In September 1991 an unknown producer of gardening, cooking and pet videos “began the second sexual revolution”, says Michael Hann in The Guardian. Robert Page had been approached by Virgin to make an instructional film about condoms. Instead he convinced the British Board of Film Classification that British couples needed an explicit how-to film to help them with their sex lives. The result was The Lovers’ Guide – the first time an erect penis had been seen on British screens.
Watching the hour-long program now, it looks “unbearably innocent”: soft-focus, candles, couples who wander through fields before having gentle consensual sex to a lugubrious voiceover from veteran sexologist Andrew Stanway (whose stary eyes made him look like “a bad magician”). The first video starred two of his former patients, Tony and Wendy Duffield, who became “the Brad and Angelina of the sex ed video market”.

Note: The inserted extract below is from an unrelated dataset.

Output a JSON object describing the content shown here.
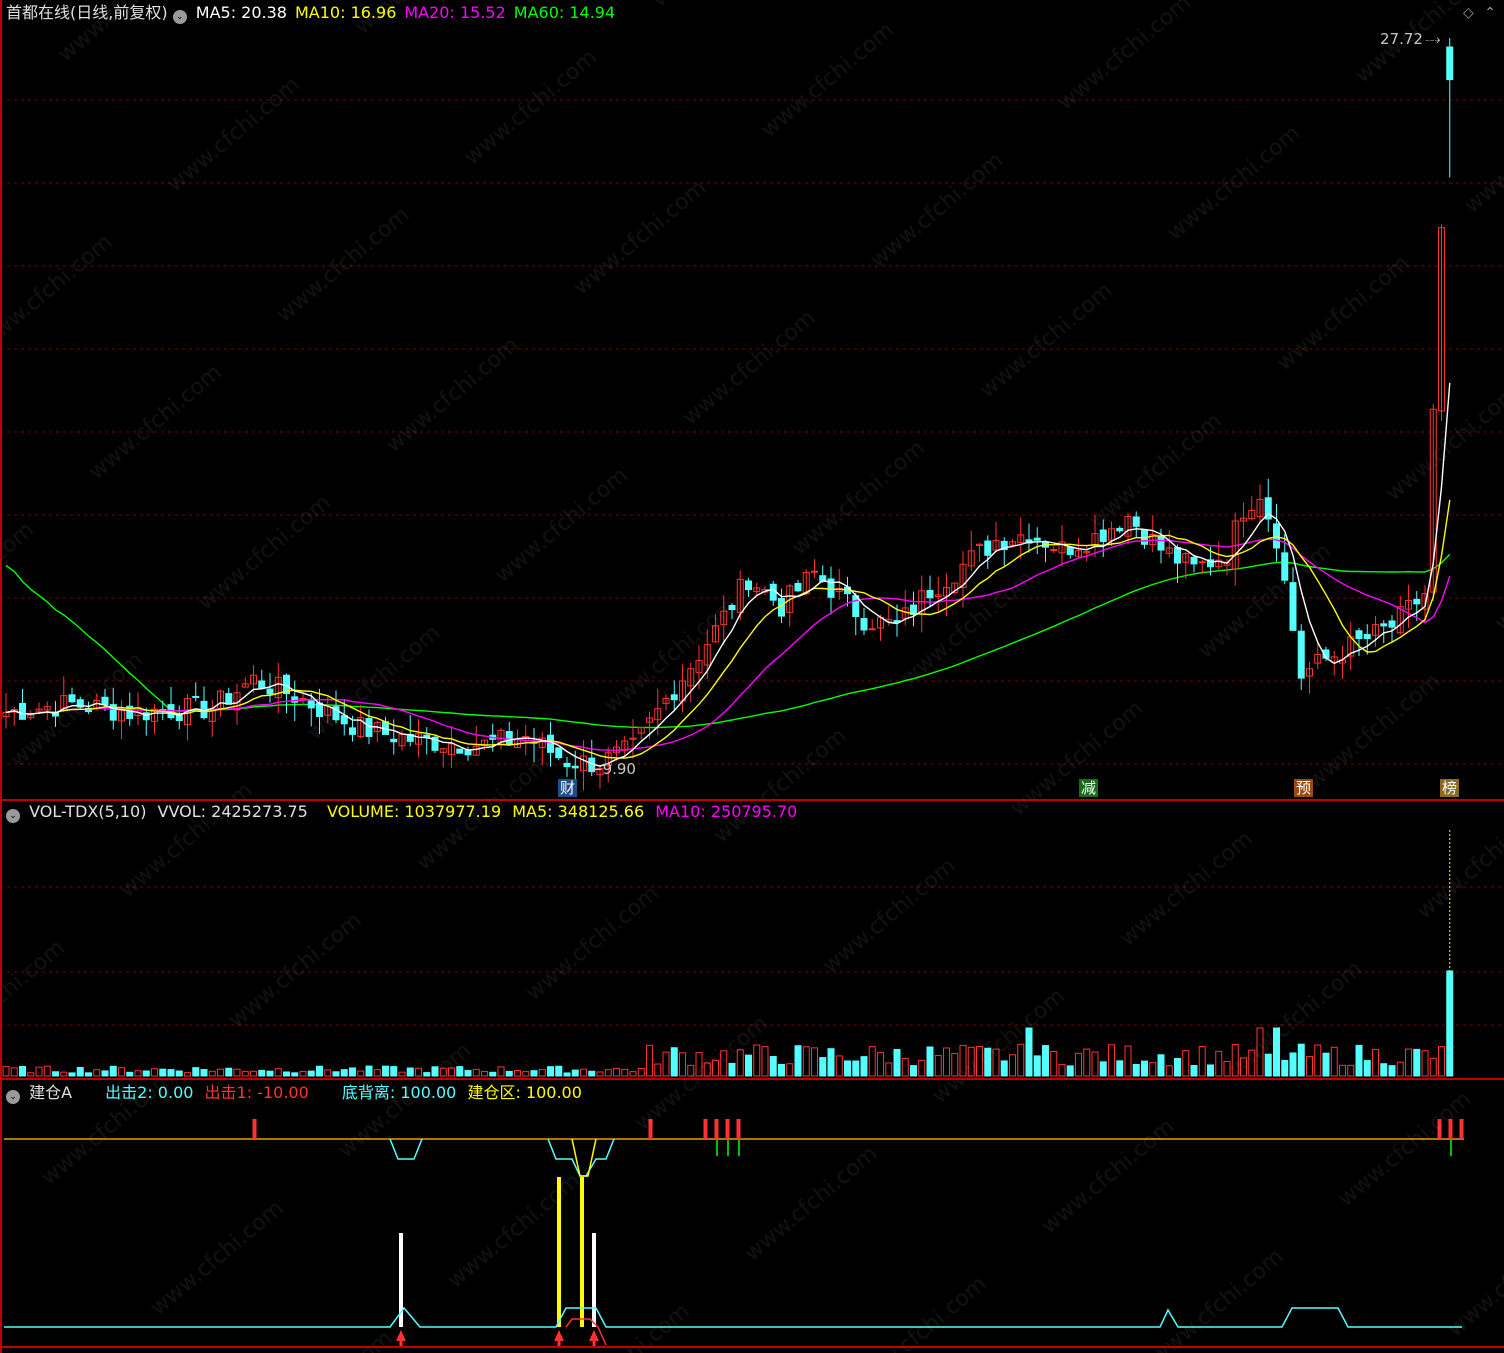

The Lovers’ Guide almost crashed and burnt when it emerged that Page had unknowingly hired a porn actor: Woolworths and WHSmith threatened to pull the video. But in the event it sold 200,000 copies in a fortnight and 1.3 million in total – 55% to women.
The film heralded a new era of sexual explicitness. By the decade’s end the BBFC had approved Makin’ Whoopee, which showed consensual penetration, for distribution in licensed sex shops. The Home Secretary, Jack Straw, hit the roof: “Do you really mean that you are going to allow oral sex and buggery and I don’t know what else?” But his complaints fell flat. Censorship of porn in the UK effectively ended and the floodgates opened.